The princess continued, detailing acts of ruin upon unions, and acts of ruin upon kings. She spoke of the deepening divide between various monsters, from princes to princesses to kings, as though the orchestration of the divide were a priceless work of art.

And it was. A horrible, priceless, and terribly brilliant work of art. King Change was entirely to blame and congratulate for the sorry state of affairs between monsters. The divide was a work of centuries. A subtle and undetected ruin.

To add to his brilliance, Change’s sacrifices showed in every scar and piece of mange that covered him and, to a lesser extent, his princess. Yet no one had asked why Change’s appearance was altering so drastically.
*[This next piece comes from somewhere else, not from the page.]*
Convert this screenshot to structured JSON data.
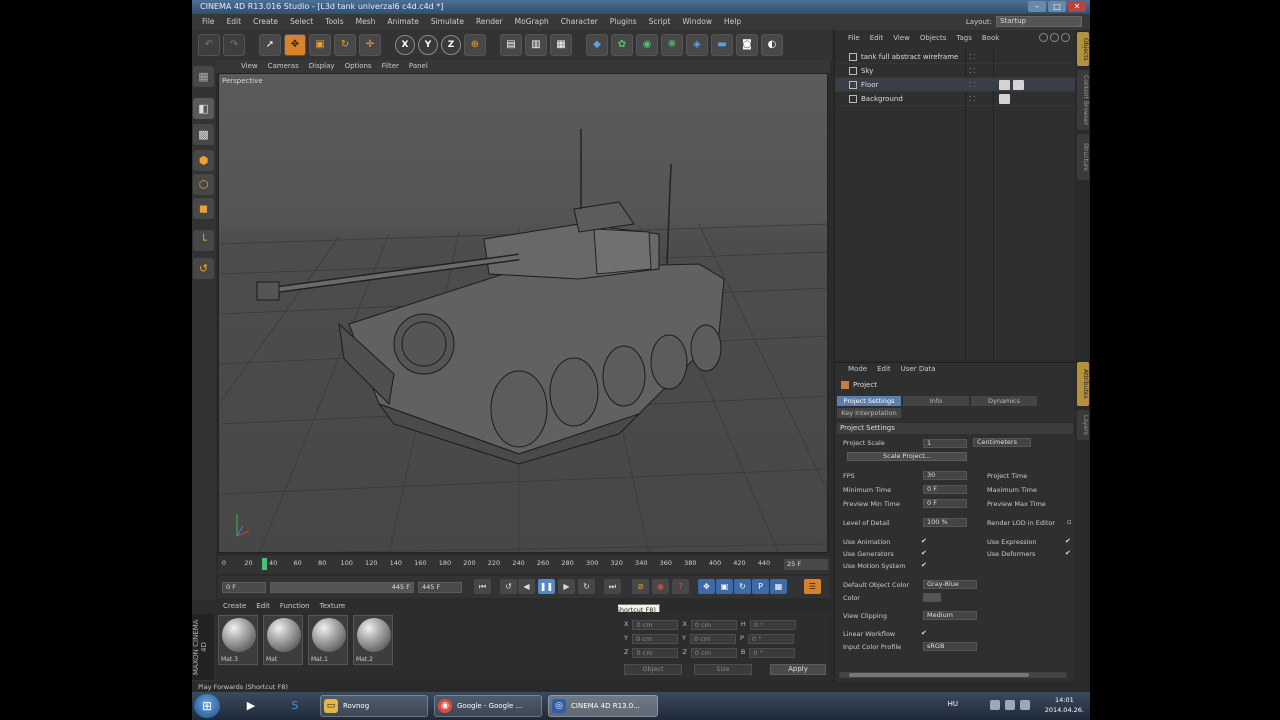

I, myself, had assumed that his appearance was a result of self-punishment.

Which was correct in a sense, but all punishment was toward a plan.

The princess fell into a chanting state as she recited her king’s ruin, and I could feel that this was in response to my queenly power over her.

There was no need for more threats, and I was largely speechless from what I had learned anyway.

King Change had set his ruin upon monsters nearly from his first immortal days, and so no wonder a pact to save had been no pact at all. No wonder they had not stood unified since touching left hand to olden rock.

The princess was speaking of how King Change worked on Princess Bring for a long time. He had been trying to sever her union to steal away King Bring’s princess-given power, but when Change had succeeded in creating indifference between them, he had then set out to do the same to other kings with various success.

All at once, I saw that Change was far more of a villain than I had believed. He was far more of a villain than me.

But I now possessed the rhyme and reason of the fourth king. And I saw. Yes, I did see. How the beginning must be.

There was no rhyme to how King Change’s ruin arose, as such—he merely seized opportunities as he saw them. But once he exacted ruin, there was a clear rhythm. One that rendered him weakened for two days.

I leaned back on the armchair.

I saw how to begin indeed.

The keys to Change’s kingdom would be mine.